Lifestyle & Fashion

Three Major Sports Events in the 1960s

The 1960’s was an era of change that left its mark on sports. Television introduced an entirely new way for us to watch and engage with sports; thus increasing popularity. Additionally, professional leagues were formed, leading to players receiving higher salaries as well as more physical contact in football games – as well as witnessing its inaugural event; Super Bowl I in 1967 being just one of many memorable examples.

In the 1960s, The Boston Celtics were an unstoppable basketball force – winning nine out of ten possible championships and featuring such iconic players as Wilt Chamberlain. Muhammad Ali also rose to fame during this time period – both entertaining fans with his fighting style as well as making headlines by speaking out on political matters.

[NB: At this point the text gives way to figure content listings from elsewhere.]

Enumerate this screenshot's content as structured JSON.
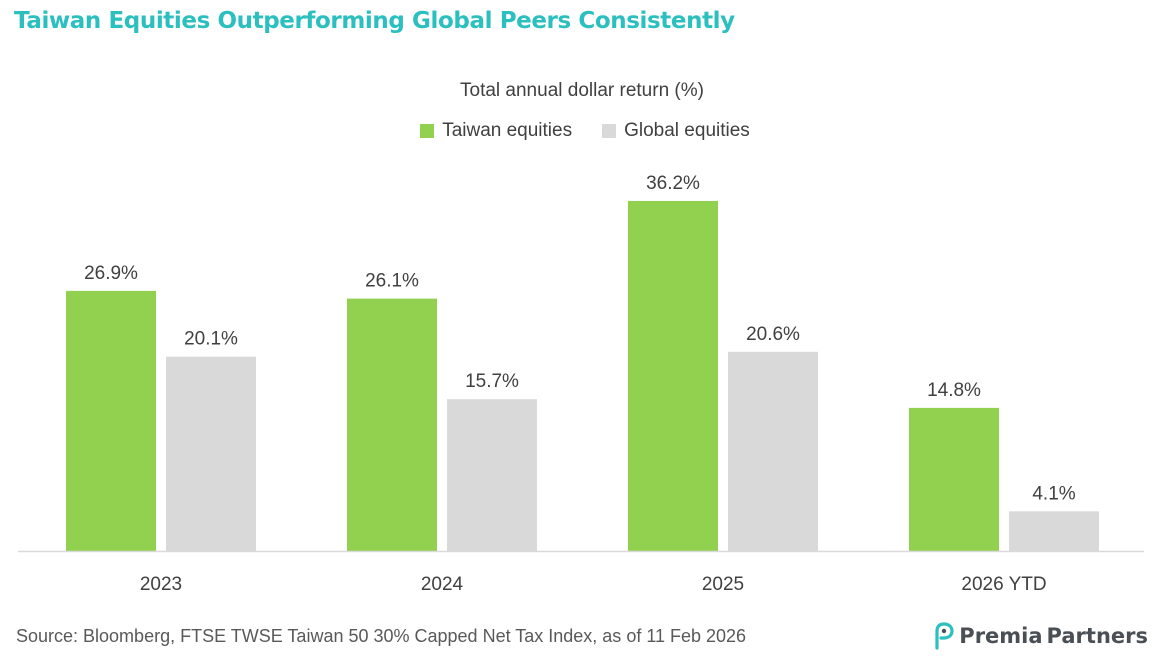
{
  "title": "Taiwan Equities Outperforming Global Peers Consistently",
  "colors": {
    "title": "#2bbfbf",
    "taiwan": "#92d050",
    "global": "#d9d9d9",
    "axis": "#d9d9d9",
    "text": "#404040"
  },
  "chart_data": {
    "type": "bar",
    "title": "",
    "subtitle": "Total annual dollar return (%)",
    "categories": [
      "2023",
      "2024",
      "2025",
      "2026 YTD"
    ],
    "series": [
      {
        "name": "Taiwan equities",
        "color": "#92d050",
        "values": [
          26.9,
          26.1,
          36.2,
          14.8
        ],
        "labels": [
          "26.9%",
          "26.1%",
          "36.2%",
          "14.8%"
        ]
      },
      {
        "name": "Global equities",
        "color": "#d9d9d9",
        "values": [
          20.1,
          15.7,
          20.6,
          4.1
        ],
        "labels": [
          "20.1%",
          "15.7%",
          "20.6%",
          "4.1%"
        ]
      }
    ],
    "xlabel": "",
    "ylabel": "",
    "ylim": [
      0,
      40
    ],
    "grid": false,
    "legend": "top-center"
  },
  "footer": {
    "source": "Source: Bloomberg, FTSE TWSE Taiwan 50 30% Capped Net Tax Index, as of 11 Feb 2026",
    "logo_text_a": "Premia",
    "logo_text_b": "Partners",
    "logo_icon": "premia-partners-logo-icon"
  }
}
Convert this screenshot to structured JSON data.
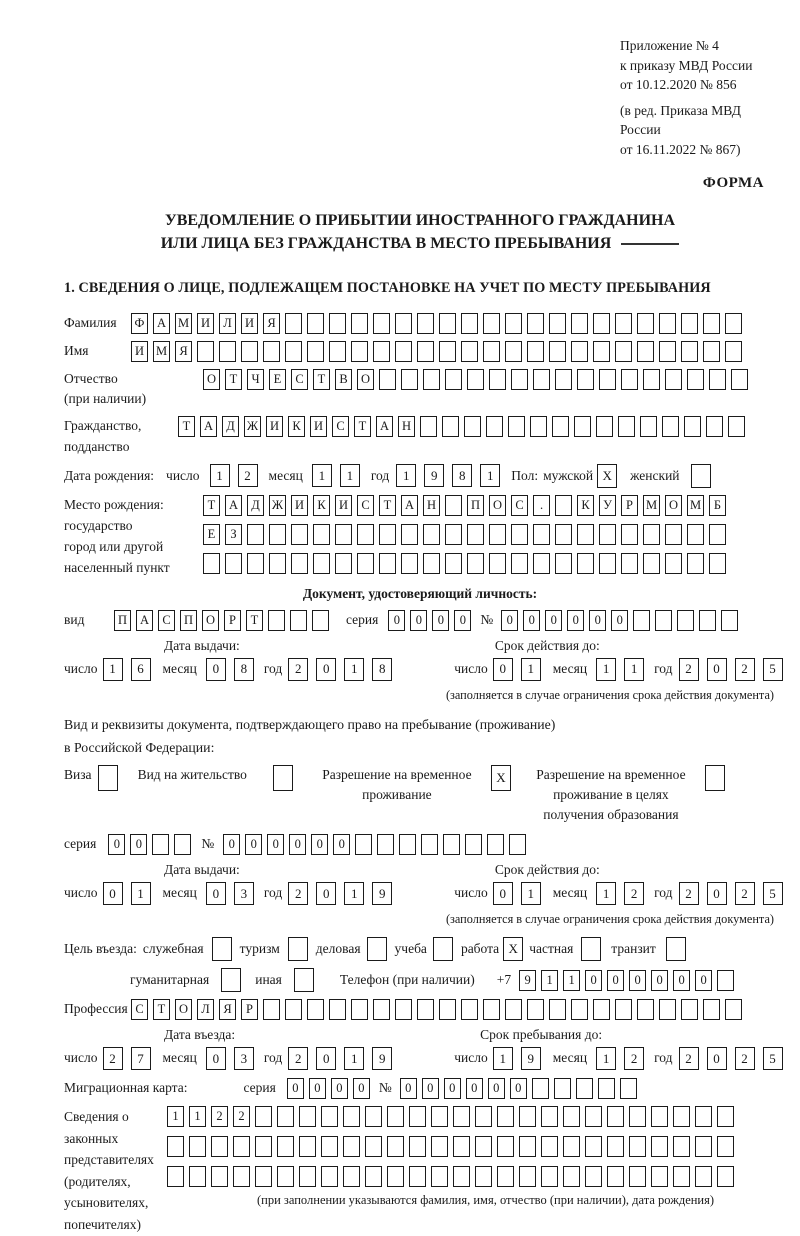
{
  "page": {
    "appendix": [
      "Приложение № 4",
      "к приказу МВД России",
      "от 10.12.2020 № 856"
    ],
    "amendment": [
      "(в ред. Приказа МВД России",
      "от 16.11.2022 № 867)"
    ],
    "form_label": "ФОРМА",
    "title_line1": "УВЕДОМЛЕНИЕ О ПРИБЫТИИ ИНОСТРАННОГО ГРАЖДАНИНА",
    "title_line2": "ИЛИ ЛИЦА БЕЗ ГРАЖДАНСТВА В МЕСТО ПРЕБЫВАНИЯ",
    "section1_heading": "1. СВЕДЕНИЯ О ЛИЦЕ, ПОДЛЕЖАЩЕМ ПОСТАНОВКЕ НА УЧЕТ ПО МЕСТУ ПРЕБЫВАНИЯ"
  },
  "labels": {
    "day": "число",
    "month": "месяц",
    "year": "год",
    "series": "серия",
    "number": "№"
  },
  "person": {
    "surname_label": "Фамилия",
    "surname": {
      "text": "ФАМИЛИЯ",
      "len": 28
    },
    "name_label": "Имя",
    "name": {
      "text": "ИМЯ",
      "len": 28
    },
    "patronymic_label1": "Отчество",
    "patronymic_label2": "(при наличии)",
    "patronymic": {
      "text": "ОТЧЕСТВО",
      "len": 25
    },
    "citizenship_label1": "Гражданство,",
    "citizenship_label2": "подданство",
    "citizenship": {
      "text": "ТАДЖИКИСТАН",
      "len": 26
    },
    "birth_date_label": "Дата рождения:",
    "birth_day": {
      "text": "12",
      "len": 2
    },
    "birth_month": {
      "text": "11",
      "len": 2
    },
    "birth_year": {
      "text": "1981",
      "len": 4
    },
    "sex_label": "Пол:",
    "male_label": "мужской",
    "male_box": {
      "text": "X",
      "len": 1
    },
    "female_label": "женский",
    "female_box": {
      "text": "",
      "len": 1
    },
    "birth_place_label": "Место рождения:",
    "birth_place_sub1": "государство",
    "birth_place_sub2": "город или другой",
    "birth_place_sub3": "населенный пункт",
    "birth_place_row1": {
      "text": "ТАДЖИКИСТАН ПОС. КУРМОМБ",
      "len": 24
    },
    "birth_place_row2": {
      "text": "ЕЗ",
      "len": 24
    },
    "birth_place_row3": {
      "text": "",
      "len": 24
    }
  },
  "identity_doc": {
    "heading": "Документ, удостоверяющий личность:",
    "kind_label": "вид",
    "kind": {
      "text": "ПАСПОРТ",
      "len": 10
    },
    "series": {
      "text": "0000",
      "len": 4
    },
    "number": {
      "text": "000000",
      "len": 11
    },
    "issue_heading": "Дата выдачи:",
    "issue_day": {
      "text": "16",
      "len": 2
    },
    "issue_month": {
      "text": "08",
      "len": 2
    },
    "issue_year": {
      "text": "2018",
      "len": 4
    },
    "valid_heading": "Срок действия до:",
    "valid_day": {
      "text": "01",
      "len": 2
    },
    "valid_month": {
      "text": "11",
      "len": 2
    },
    "valid_year": {
      "text": "2025",
      "len": 4
    },
    "valid_note": "(заполняется в случае ограничения срока действия документа)"
  },
  "residence_doc": {
    "intro_line1": "Вид и реквизиты документа, подтверждающего право на пребывание (проживание)",
    "intro_line2": "в Российской Федерации:",
    "options": [
      {
        "label": "Виза",
        "box": {
          "text": "",
          "len": 1
        }
      },
      {
        "label": "Вид на жительство",
        "box": {
          "text": "",
          "len": 1
        }
      },
      {
        "label": "Разрешение на временное проживание",
        "box": {
          "text": "X",
          "len": 1
        }
      },
      {
        "label": "Разрешение на временное проживание в целях получения образования",
        "box": {
          "text": "",
          "len": 1
        }
      }
    ],
    "series": {
      "text": "00",
      "len": 4
    },
    "number": {
      "text": "000000",
      "len": 14
    },
    "issue_heading": "Дата выдачи:",
    "issue_day": {
      "text": "01",
      "len": 2
    },
    "issue_month": {
      "text": "03",
      "len": 2
    },
    "issue_year": {
      "text": "2019",
      "len": 4
    },
    "valid_heading": "Срок действия до:",
    "valid_day": {
      "text": "01",
      "len": 2
    },
    "valid_month": {
      "text": "12",
      "len": 2
    },
    "valid_year": {
      "text": "2025",
      "len": 4
    },
    "valid_note": "(заполняется в случае ограничения срока действия документа)"
  },
  "visit": {
    "purpose_label": "Цель въезда:",
    "purposes": [
      {
        "label": "служебная",
        "box": {
          "text": "",
          "len": 1
        }
      },
      {
        "label": "туризм",
        "box": {
          "text": "",
          "len": 1
        }
      },
      {
        "label": "деловая",
        "box": {
          "text": "",
          "len": 1
        }
      },
      {
        "label": "учеба",
        "box": {
          "text": "",
          "len": 1
        }
      },
      {
        "label": "работа",
        "box": {
          "text": "X",
          "len": 1
        }
      },
      {
        "label": "частная",
        "box": {
          "text": "",
          "len": 1
        }
      },
      {
        "label": "транзит",
        "box": {
          "text": "",
          "len": 1
        }
      },
      {
        "label": "гуманитарная",
        "box": {
          "text": "",
          "len": 1
        }
      },
      {
        "label": "иная",
        "box": {
          "text": "",
          "len": 1
        }
      }
    ],
    "phone_label": "Телефон (при наличии)",
    "phone_prefix": "+7",
    "phone": {
      "text": "911000000",
      "len": 10
    },
    "profession_label": "Профессия",
    "profession": {
      "text": "СТОЛЯР",
      "len": 28
    },
    "entry_heading": "Дата въезда:",
    "entry_day": {
      "text": "27",
      "len": 2
    },
    "entry_month": {
      "text": "03",
      "len": 2
    },
    "entry_year": {
      "text": "2019",
      "len": 4
    },
    "stay_heading": "Срок пребывания до:",
    "stay_day": {
      "text": "19",
      "len": 2
    },
    "stay_month": {
      "text": "12",
      "len": 2
    },
    "stay_year": {
      "text": "2025",
      "len": 4
    },
    "migration_card_label": "Миграционная карта:",
    "migration_series": {
      "text": "0000",
      "len": 4
    },
    "migration_number": {
      "text": "000000",
      "len": 11
    },
    "rep_label1": "Сведения о",
    "rep_label2": "законных",
    "rep_label3": "представителях",
    "rep_label4": "(родителях,",
    "rep_label5": "усыновителях,",
    "rep_label6": "попечителях)",
    "rep_row1": {
      "text": "1122",
      "len": 26
    },
    "rep_row2": {
      "text": "",
      "len": 26
    },
    "rep_row3": {
      "text": "",
      "len": 26
    },
    "rep_note": "(при заполнении указываются фамилия, имя, отчество (при наличии), дата рождения)"
  }
}
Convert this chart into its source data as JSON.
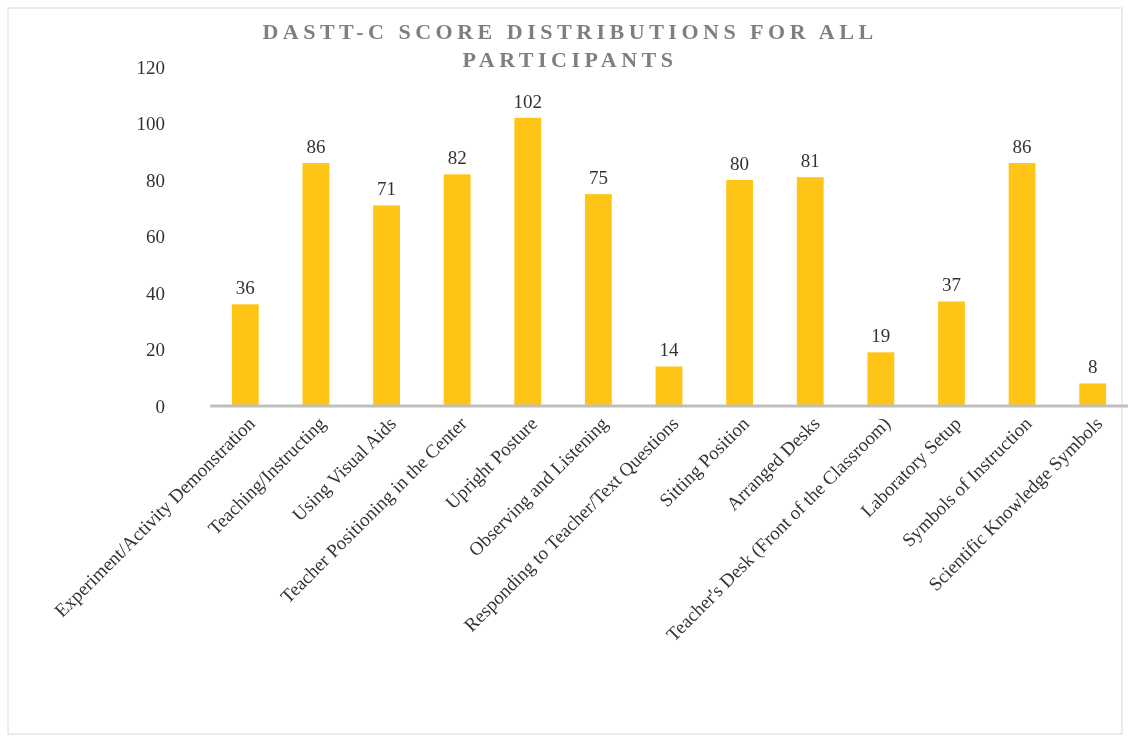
{
  "chart_data": {
    "type": "bar",
    "title": "DASTT-C SCORE DISTRIBUTIONS FOR ALL PARTICIPANTS",
    "categories": [
      "Experiment/Activity Demonstration",
      "Teaching/Instructing",
      "Using Visual Aids",
      "Teacher Positioning in the Center",
      "Upright Posture",
      "Observing and Listening",
      "Responding to Teacher/Text Questions",
      "Sitting Position",
      "Arranged Desks",
      "Teacher's Desk (Front of the Classroom)",
      "Laboratory Setup",
      "Symbols of Instruction",
      "Scientific Knowledge Symbols"
    ],
    "values": [
      36,
      86,
      71,
      82,
      102,
      75,
      14,
      80,
      81,
      19,
      37,
      86,
      8
    ],
    "color": "#ffc516",
    "ylim": [
      0,
      120
    ],
    "yticks": [
      0,
      20,
      40,
      60,
      80,
      100,
      120
    ],
    "data_labels": true,
    "grid": false
  }
}
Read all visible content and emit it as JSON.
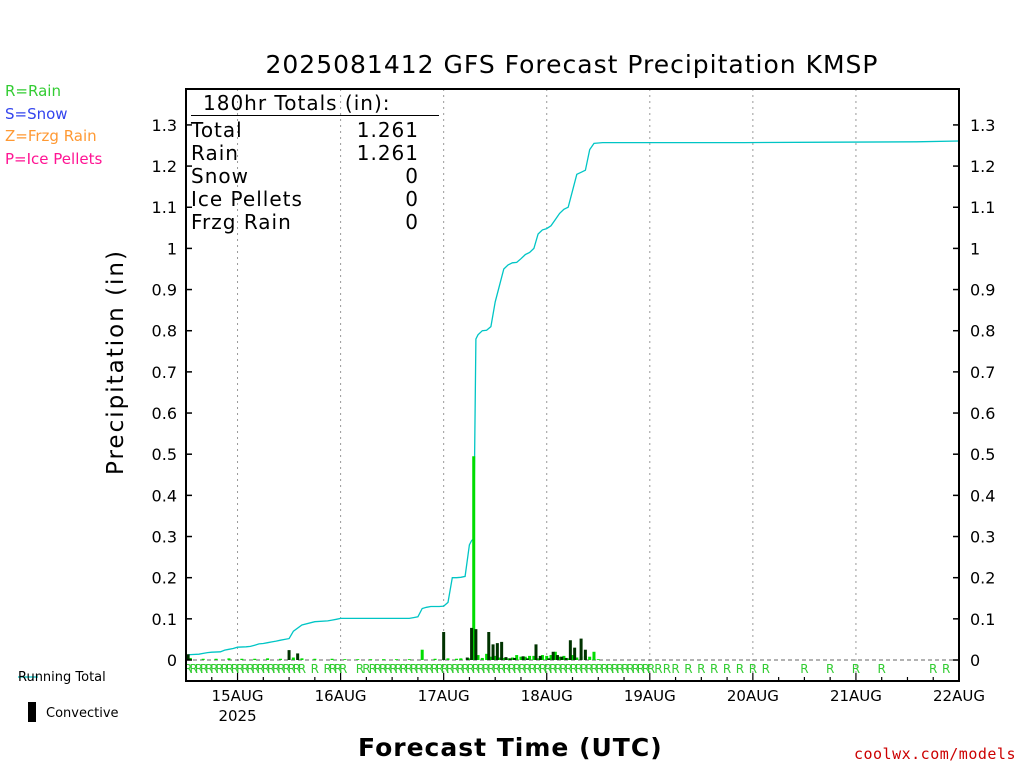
{
  "legend_top": [
    {
      "label": "R=Rain",
      "color": "#33cc33"
    },
    {
      "label": "S=Snow",
      "color": "#3344ee"
    },
    {
      "label": "Z=Frzg Rain",
      "color": "#ff9933"
    },
    {
      "label": "P=Ice Pellets",
      "color": "#ff1493"
    }
  ],
  "bottom_legend": {
    "running_total": "Running Total",
    "convective": "Convective"
  },
  "credit": "coolwx.com/models",
  "colors": {
    "running_total": "#00c5c5",
    "rain_bar": "#00dd00",
    "convective_bar": "#003300",
    "rain_marker": "#33cc33"
  },
  "chart_data": {
    "type": "bar",
    "title": "2025081412 GFS Forecast Precipitation KMSP",
    "xlabel": "Forecast Time (UTC)",
    "ylabel": "Precipitation (in)",
    "ylim": [
      0,
      1.38
    ],
    "yticks": [
      "0",
      "0.1",
      "0.2",
      "0.3",
      "0.4",
      "0.5",
      "0.6",
      "0.7",
      "0.8",
      "0.9",
      "1",
      "1.1",
      "1.2",
      "1.3"
    ],
    "x_unit": "forecast hour",
    "xlim": [
      0,
      180
    ],
    "xticks": [
      {
        "hour": 12,
        "label": "15AUG",
        "sub": "2025"
      },
      {
        "hour": 36,
        "label": "16AUG",
        "sub": ""
      },
      {
        "hour": 60,
        "label": "17AUG",
        "sub": ""
      },
      {
        "hour": 84,
        "label": "18AUG",
        "sub": ""
      },
      {
        "hour": 108,
        "label": "19AUG",
        "sub": ""
      },
      {
        "hour": 132,
        "label": "20AUG",
        "sub": ""
      },
      {
        "hour": 156,
        "label": "21AUG",
        "sub": ""
      },
      {
        "hour": 180,
        "label": "22AUG",
        "sub": ""
      }
    ],
    "grid": "dotted vertical at day boundaries",
    "totals_box": {
      "header": "180hr Totals (in):",
      "rows": [
        {
          "label": "Total",
          "value": "1.261"
        },
        {
          "label": "Rain",
          "value": "1.261"
        },
        {
          "label": "Snow",
          "value": "0"
        },
        {
          "label": "Ice Pellets",
          "value": "0"
        },
        {
          "label": "Frzg Rain",
          "value": "0"
        }
      ]
    },
    "running_total": {
      "name": "Running Total",
      "x": [
        0,
        1,
        3,
        4,
        5,
        6,
        8,
        9,
        10,
        11,
        12,
        14,
        15,
        16,
        17,
        18,
        19,
        20,
        21,
        22,
        23,
        24,
        25,
        27,
        30,
        33,
        34,
        35,
        36,
        40,
        48,
        52,
        53,
        54,
        55,
        56,
        57,
        58,
        59,
        60,
        61,
        62,
        63,
        64,
        65,
        66,
        66.5,
        67,
        67.5,
        68,
        69,
        70,
        71,
        72,
        73,
        74,
        75,
        76,
        77,
        78,
        79,
        80,
        81,
        82,
        83,
        84,
        85,
        86,
        87,
        88,
        89,
        90,
        91,
        92,
        93,
        94,
        95,
        96,
        97,
        99,
        110,
        130,
        150,
        170,
        180
      ],
      "values": [
        0.011,
        0.013,
        0.014,
        0.016,
        0.018,
        0.019,
        0.02,
        0.024,
        0.026,
        0.028,
        0.031,
        0.032,
        0.033,
        0.036,
        0.039,
        0.04,
        0.042,
        0.044,
        0.046,
        0.048,
        0.05,
        0.052,
        0.07,
        0.085,
        0.093,
        0.095,
        0.097,
        0.099,
        0.101,
        0.101,
        0.101,
        0.101,
        0.103,
        0.105,
        0.125,
        0.128,
        0.13,
        0.13,
        0.13,
        0.131,
        0.14,
        0.2,
        0.2,
        0.201,
        0.203,
        0.28,
        0.29,
        0.295,
        0.78,
        0.79,
        0.8,
        0.801,
        0.81,
        0.87,
        0.91,
        0.95,
        0.96,
        0.965,
        0.966,
        0.975,
        0.985,
        0.99,
        1.0,
        1.035,
        1.045,
        1.048,
        1.055,
        1.07,
        1.085,
        1.095,
        1.1,
        1.14,
        1.18,
        1.185,
        1.19,
        1.24,
        1.255,
        1.256,
        1.257,
        1.257,
        1.257,
        1.257,
        1.258,
        1.259,
        1.261
      ]
    },
    "series": [
      {
        "name": "Rain",
        "x": [
          1,
          4,
          7,
          10,
          13,
          16,
          19,
          22,
          25,
          27,
          30,
          34,
          37,
          40,
          43,
          46,
          49,
          52,
          55,
          58,
          61,
          63,
          64,
          66,
          67,
          68,
          69,
          70,
          71,
          72,
          73,
          74,
          75,
          76,
          77,
          78,
          79,
          80,
          81,
          82,
          83,
          84,
          85,
          86,
          87,
          88,
          89,
          90,
          91,
          92,
          93,
          94,
          95,
          96
        ],
        "values": [
          0.005,
          0.003,
          0.003,
          0.004,
          0.003,
          0.003,
          0.004,
          0.003,
          0.006,
          0.004,
          0.003,
          0.003,
          0.002,
          0.002,
          0.002,
          0.002,
          0.002,
          0.002,
          0.025,
          0.003,
          0.004,
          0.003,
          0.004,
          0.004,
          0.495,
          0.012,
          0.005,
          0.015,
          0.008,
          0.01,
          0.006,
          0.005,
          0.004,
          0.006,
          0.012,
          0.008,
          0.008,
          0.01,
          0.01,
          0.004,
          0.012,
          0.01,
          0.012,
          0.02,
          0.008,
          0.01,
          0.004,
          0.012,
          0.006,
          0.008,
          0.01,
          0.008,
          0.02,
          0.002
        ]
      },
      {
        "name": "Convective",
        "x": [
          0.5,
          24,
          26,
          60,
          65.5,
          66.5,
          67.5,
          70.5,
          71.5,
          72.5,
          73.5,
          74.5,
          75.5,
          76.5,
          78.5,
          79.5,
          81.5,
          82.5,
          84.5,
          85.5,
          86.5,
          87.5,
          88.5,
          89.5,
          90.5,
          92,
          93
        ],
        "values": [
          0.014,
          0.024,
          0.016,
          0.068,
          0.006,
          0.078,
          0.075,
          0.068,
          0.038,
          0.041,
          0.044,
          0.007,
          0.004,
          0.005,
          0.009,
          0.004,
          0.038,
          0.01,
          0.004,
          0.02,
          0.012,
          0.008,
          0.005,
          0.048,
          0.03,
          0.052,
          0.025
        ]
      }
    ],
    "ptype_markers": {
      "symbol": "R",
      "x": [
        0.5,
        1.8,
        3,
        4.2,
        5.4,
        6.6,
        7.8,
        9,
        10.2,
        11.4,
        12.6,
        13.8,
        15,
        16.2,
        17.4,
        18.6,
        19.8,
        21,
        22.2,
        23.4,
        24.6,
        25.8,
        27,
        30,
        33,
        34.2,
        35.4,
        36.6,
        40.5,
        42,
        43.5,
        44.7,
        45.9,
        47.1,
        48.3,
        49.5,
        50.7,
        51.9,
        53.1,
        54.3,
        55.5,
        56.7,
        57.9,
        59.1,
        60.3,
        61.5,
        62.7,
        63.9,
        65.1,
        66.3,
        67.5,
        68.7,
        69.9,
        71.1,
        72.3,
        73.5,
        74.7,
        75.9,
        77.1,
        78.3,
        79.5,
        80.7,
        81.9,
        83.1,
        84.3,
        85.5,
        86.7,
        87.9,
        89.1,
        90.3,
        91.5,
        92.7,
        93.9,
        95.1,
        96.3,
        97.5,
        98.7,
        99.9,
        101.1,
        102.3,
        103.5,
        104.7,
        105.9,
        107.1,
        108.3,
        110,
        112,
        114,
        117,
        120,
        123,
        126,
        129,
        132,
        135,
        144,
        150,
        156,
        162,
        174,
        177
      ]
    }
  }
}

Jack Brabham of motor racing fame won his second F1 title while tragedy struck when all members of the USA figure skating team died in a plane crash while traveling to Prague, Czechoslovakia for World Championships. Australia and Soviet Union tied for overall medal count winners during major multi-events such as FIFA World Cup (football), Commonwealth Games and Winter Universiade held in Sestriere Italy;

baseball became immensely popular during the 1960’s with superstar players like Roger Maris, Mickey Mantle, Roger Clemente and Sandy Koufax leading their respective teams to World Series victories. Pittsburgh Pirates defeated Casey Stengel’s New York Yankees in Game 7 for another World Series championship victory with Bill Mazeroski hitting a home run that won it for them – an iconic moment indeed!

Soccer was another immensely popular sport during this era, and England took home their second FIFA World Cup while Spain were dark horses but reached the semi-finals before losing on penalties to West Germany. Meanwhile, 72 people on board an airplane crash killing coaches and members of their USA squad headed for Mexico City were taken from us before we could even compete at that year’s World Cup tournament began.

Notable events of this decade included the rise of professional sports leagues and women’s involvement in previously male-dominated sports. Australia excelled internationally while participation rates were high with women pushing for equal opportunities within local sport participation rates. Australian rules football and tennis became professional while broadcasting and television helped increase interest in these activities.

Coverdale’s book is a stunning accomplishment and it would be impossible to pick just three major sporting events from its ten year coverage of major sporting events and their related historical contexts. Coverdale covered almost all major sports played during that era (with the exception of auto racing, bowling, horse racing and tennis) along with plenty of national and international historical accounts that include details about fact-finding. His meticulous research provided comprehensive notes about sources cited throughout. Ultimately his book illustrated how sports, history, social change and political developments all intertwined during that ten year span of time.